REPUBLIKA.CO.ID, Dari waktu ke waktu, epidemi kesepian dilaporkan melanda warga lanjut usia (lansia) di berbagai belahan dunia. Laman Daily Mail melaporkan, satu dari 10 lansia berusia di atas 65 tahun di Inggris mengalami kesepian kronis.
Pakar antrolopogi sosial Jeannette Kupfermann menganalisis penyebab kondisi tersebut. Menurut ia, faktor utamanya adalah kurangnya komunikasi warga negara yang telah sepuh dengan anak mereka.
Kupfermann mendapati, banyak orangtua cenderung enggan (bahkan 'takut') menyampaikan kebutuhan kasih sayang dari anak.

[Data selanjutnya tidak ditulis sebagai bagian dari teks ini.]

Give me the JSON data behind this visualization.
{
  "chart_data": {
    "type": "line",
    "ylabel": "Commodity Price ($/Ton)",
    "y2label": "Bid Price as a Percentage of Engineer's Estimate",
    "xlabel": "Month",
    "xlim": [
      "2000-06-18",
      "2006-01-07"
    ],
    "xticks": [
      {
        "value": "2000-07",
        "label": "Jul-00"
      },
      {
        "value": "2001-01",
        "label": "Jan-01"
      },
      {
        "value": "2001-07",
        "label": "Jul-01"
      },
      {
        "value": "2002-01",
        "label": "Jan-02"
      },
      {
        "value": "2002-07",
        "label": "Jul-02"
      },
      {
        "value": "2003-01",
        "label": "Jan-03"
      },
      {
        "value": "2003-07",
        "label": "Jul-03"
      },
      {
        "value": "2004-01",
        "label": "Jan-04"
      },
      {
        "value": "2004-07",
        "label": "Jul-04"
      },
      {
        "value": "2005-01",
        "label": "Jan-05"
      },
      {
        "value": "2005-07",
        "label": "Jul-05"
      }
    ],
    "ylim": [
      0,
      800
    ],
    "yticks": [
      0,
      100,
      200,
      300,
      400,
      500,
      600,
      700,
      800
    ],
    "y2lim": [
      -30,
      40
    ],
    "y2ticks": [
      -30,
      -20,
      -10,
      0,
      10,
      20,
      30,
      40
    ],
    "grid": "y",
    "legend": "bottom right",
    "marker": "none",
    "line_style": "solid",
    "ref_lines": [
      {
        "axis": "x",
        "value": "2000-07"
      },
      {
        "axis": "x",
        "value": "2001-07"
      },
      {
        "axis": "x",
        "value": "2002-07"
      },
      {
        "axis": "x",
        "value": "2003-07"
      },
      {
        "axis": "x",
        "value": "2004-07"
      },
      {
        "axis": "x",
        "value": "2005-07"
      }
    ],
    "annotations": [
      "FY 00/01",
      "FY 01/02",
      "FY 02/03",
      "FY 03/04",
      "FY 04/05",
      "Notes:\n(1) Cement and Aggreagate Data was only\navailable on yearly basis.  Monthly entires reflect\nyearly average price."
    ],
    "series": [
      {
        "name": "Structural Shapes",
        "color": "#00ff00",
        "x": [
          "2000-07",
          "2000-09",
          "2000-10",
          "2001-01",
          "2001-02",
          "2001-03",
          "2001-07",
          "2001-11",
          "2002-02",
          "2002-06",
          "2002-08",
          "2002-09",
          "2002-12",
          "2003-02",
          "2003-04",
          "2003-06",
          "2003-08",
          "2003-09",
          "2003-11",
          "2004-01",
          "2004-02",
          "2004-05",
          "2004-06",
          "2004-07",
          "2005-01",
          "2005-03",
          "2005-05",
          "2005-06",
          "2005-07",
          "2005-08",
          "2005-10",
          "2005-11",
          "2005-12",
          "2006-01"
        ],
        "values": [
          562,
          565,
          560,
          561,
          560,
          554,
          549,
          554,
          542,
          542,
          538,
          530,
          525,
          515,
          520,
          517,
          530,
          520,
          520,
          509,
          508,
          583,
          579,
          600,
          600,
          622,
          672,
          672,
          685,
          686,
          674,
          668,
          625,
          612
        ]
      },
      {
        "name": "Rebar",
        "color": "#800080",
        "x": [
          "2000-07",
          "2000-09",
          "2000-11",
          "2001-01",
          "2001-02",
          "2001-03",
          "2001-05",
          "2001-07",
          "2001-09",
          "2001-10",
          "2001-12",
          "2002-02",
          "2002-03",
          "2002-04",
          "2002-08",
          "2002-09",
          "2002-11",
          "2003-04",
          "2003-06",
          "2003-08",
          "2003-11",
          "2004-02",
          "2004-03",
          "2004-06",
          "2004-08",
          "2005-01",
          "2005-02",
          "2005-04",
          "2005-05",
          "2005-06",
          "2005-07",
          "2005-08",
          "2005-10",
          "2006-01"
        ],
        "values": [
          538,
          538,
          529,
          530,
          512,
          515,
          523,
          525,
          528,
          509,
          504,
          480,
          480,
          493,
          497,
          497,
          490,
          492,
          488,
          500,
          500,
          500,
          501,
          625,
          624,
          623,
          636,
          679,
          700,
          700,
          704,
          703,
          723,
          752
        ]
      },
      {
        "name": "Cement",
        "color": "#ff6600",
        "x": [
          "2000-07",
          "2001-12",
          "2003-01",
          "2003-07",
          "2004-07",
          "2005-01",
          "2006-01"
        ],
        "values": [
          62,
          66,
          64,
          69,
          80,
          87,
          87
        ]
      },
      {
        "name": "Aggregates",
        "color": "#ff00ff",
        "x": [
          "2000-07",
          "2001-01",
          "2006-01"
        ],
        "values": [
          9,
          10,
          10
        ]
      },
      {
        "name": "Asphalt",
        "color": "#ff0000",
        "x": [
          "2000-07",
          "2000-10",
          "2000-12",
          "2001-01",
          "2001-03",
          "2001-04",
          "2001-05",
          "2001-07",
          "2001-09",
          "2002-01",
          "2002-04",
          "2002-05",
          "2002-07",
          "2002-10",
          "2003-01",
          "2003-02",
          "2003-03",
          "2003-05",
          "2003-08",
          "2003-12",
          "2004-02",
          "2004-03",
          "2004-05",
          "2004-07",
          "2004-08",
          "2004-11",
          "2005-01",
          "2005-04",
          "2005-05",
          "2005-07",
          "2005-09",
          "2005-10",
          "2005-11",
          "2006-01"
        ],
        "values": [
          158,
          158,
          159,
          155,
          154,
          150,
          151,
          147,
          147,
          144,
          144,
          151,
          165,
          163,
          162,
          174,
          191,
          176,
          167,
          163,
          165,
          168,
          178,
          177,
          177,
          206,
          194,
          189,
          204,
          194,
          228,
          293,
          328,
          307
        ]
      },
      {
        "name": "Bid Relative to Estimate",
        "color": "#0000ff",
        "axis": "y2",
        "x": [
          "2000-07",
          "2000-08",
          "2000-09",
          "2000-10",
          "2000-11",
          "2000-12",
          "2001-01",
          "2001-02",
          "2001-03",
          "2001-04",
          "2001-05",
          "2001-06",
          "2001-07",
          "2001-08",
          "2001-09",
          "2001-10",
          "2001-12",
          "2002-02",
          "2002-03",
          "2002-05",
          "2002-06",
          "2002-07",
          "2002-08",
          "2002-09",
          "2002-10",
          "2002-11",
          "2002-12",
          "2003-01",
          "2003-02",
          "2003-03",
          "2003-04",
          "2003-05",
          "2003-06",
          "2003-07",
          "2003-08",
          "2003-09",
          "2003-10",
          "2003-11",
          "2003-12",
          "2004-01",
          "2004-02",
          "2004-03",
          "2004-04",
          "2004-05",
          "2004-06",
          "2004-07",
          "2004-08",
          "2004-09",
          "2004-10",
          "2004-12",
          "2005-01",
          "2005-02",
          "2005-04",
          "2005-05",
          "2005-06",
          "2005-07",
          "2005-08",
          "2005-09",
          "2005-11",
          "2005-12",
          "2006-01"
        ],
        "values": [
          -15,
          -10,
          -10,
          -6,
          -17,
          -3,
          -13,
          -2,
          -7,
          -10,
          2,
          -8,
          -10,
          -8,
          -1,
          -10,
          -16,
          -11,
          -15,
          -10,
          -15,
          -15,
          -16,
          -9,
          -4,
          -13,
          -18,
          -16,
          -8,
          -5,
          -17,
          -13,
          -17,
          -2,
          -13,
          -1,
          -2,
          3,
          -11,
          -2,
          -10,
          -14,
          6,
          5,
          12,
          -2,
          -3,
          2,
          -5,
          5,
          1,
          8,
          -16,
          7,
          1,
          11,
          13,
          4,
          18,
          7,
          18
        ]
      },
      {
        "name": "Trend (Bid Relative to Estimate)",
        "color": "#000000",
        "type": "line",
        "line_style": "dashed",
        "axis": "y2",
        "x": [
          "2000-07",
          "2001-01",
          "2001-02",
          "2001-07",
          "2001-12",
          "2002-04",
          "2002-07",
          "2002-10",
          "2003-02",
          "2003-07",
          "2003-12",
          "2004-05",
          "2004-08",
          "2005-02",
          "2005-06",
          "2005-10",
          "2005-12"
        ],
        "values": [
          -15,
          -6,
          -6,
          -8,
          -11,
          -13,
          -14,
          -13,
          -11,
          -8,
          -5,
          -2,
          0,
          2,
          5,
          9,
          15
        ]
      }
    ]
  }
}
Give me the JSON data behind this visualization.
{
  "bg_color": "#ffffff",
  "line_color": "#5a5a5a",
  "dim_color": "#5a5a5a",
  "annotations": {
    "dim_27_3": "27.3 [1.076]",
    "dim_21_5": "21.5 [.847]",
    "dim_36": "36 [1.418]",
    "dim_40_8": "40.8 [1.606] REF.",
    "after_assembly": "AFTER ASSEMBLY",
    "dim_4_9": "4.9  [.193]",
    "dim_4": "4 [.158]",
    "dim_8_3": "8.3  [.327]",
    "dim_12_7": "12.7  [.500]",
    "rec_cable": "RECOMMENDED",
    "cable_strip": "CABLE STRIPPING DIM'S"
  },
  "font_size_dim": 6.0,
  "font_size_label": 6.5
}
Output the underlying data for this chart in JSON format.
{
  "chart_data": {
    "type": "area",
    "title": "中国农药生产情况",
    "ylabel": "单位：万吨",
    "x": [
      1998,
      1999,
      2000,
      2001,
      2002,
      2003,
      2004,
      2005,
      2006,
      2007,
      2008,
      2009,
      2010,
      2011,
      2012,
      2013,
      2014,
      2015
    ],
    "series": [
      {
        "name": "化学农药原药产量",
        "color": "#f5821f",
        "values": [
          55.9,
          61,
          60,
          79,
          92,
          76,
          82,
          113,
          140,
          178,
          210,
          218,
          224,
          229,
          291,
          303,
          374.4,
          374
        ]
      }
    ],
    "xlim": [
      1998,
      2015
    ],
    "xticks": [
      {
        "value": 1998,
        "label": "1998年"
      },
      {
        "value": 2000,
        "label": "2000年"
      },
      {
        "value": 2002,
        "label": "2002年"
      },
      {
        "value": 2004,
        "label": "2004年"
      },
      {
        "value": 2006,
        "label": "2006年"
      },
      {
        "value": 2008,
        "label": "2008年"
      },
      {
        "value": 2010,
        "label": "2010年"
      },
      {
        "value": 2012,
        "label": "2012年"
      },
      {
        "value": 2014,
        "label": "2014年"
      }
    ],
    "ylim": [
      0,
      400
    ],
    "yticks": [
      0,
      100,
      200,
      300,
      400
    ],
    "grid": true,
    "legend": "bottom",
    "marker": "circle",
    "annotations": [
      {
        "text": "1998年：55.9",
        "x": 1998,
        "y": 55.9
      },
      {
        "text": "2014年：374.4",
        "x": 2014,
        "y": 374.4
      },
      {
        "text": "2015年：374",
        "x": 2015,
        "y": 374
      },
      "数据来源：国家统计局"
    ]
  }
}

Para orangtua lebih suka mengalah, melihat anak-anak bahagia dalam dunia mereka sendiri.
Terlebih, kata ia, warga Inggris cenderung menempatkan posisi lansia jauh dari prioritas utama dalam kehidupan sibuk. Tak jarang yang mengirimkan orangtuanya yang sudah lanjut usia ke panti jompo dan enggan tinggal bersama.
Perempuan yang menamatkan studi formal di London School of Economics itu berujar, tidak seharusnya lansia diperlakukan demikian. Perasaan ditinggalkan dan tidak dilibatkan dalam berbagai keputusan penting keluarga bisa mengarah pada kesepian yang makin akut.
Orangtua atau kakek-nenek tentu ingin melihat tumbuh kembang keturunanya. Jikalau terpaksa hidup terpisah karena tak ada yang mengurus, ucap Kupfermann, hal-hal manis seperti rutin menelepon, makan siang bersama, kunjungan berkala, juga perayaan ulang tahun, sangat perlu dilakoni.
"Mereka adalah bagian dari keluarga, punya hak untuk dicintai dan dipedulikan, bagaimanapun kehadiran mereka yang membuat kita ada, menambah warna dan kekayaan tersendiri dalam hidup," ungkap penulis buku When the Crying's Done: A Journey Through Widowhood itu.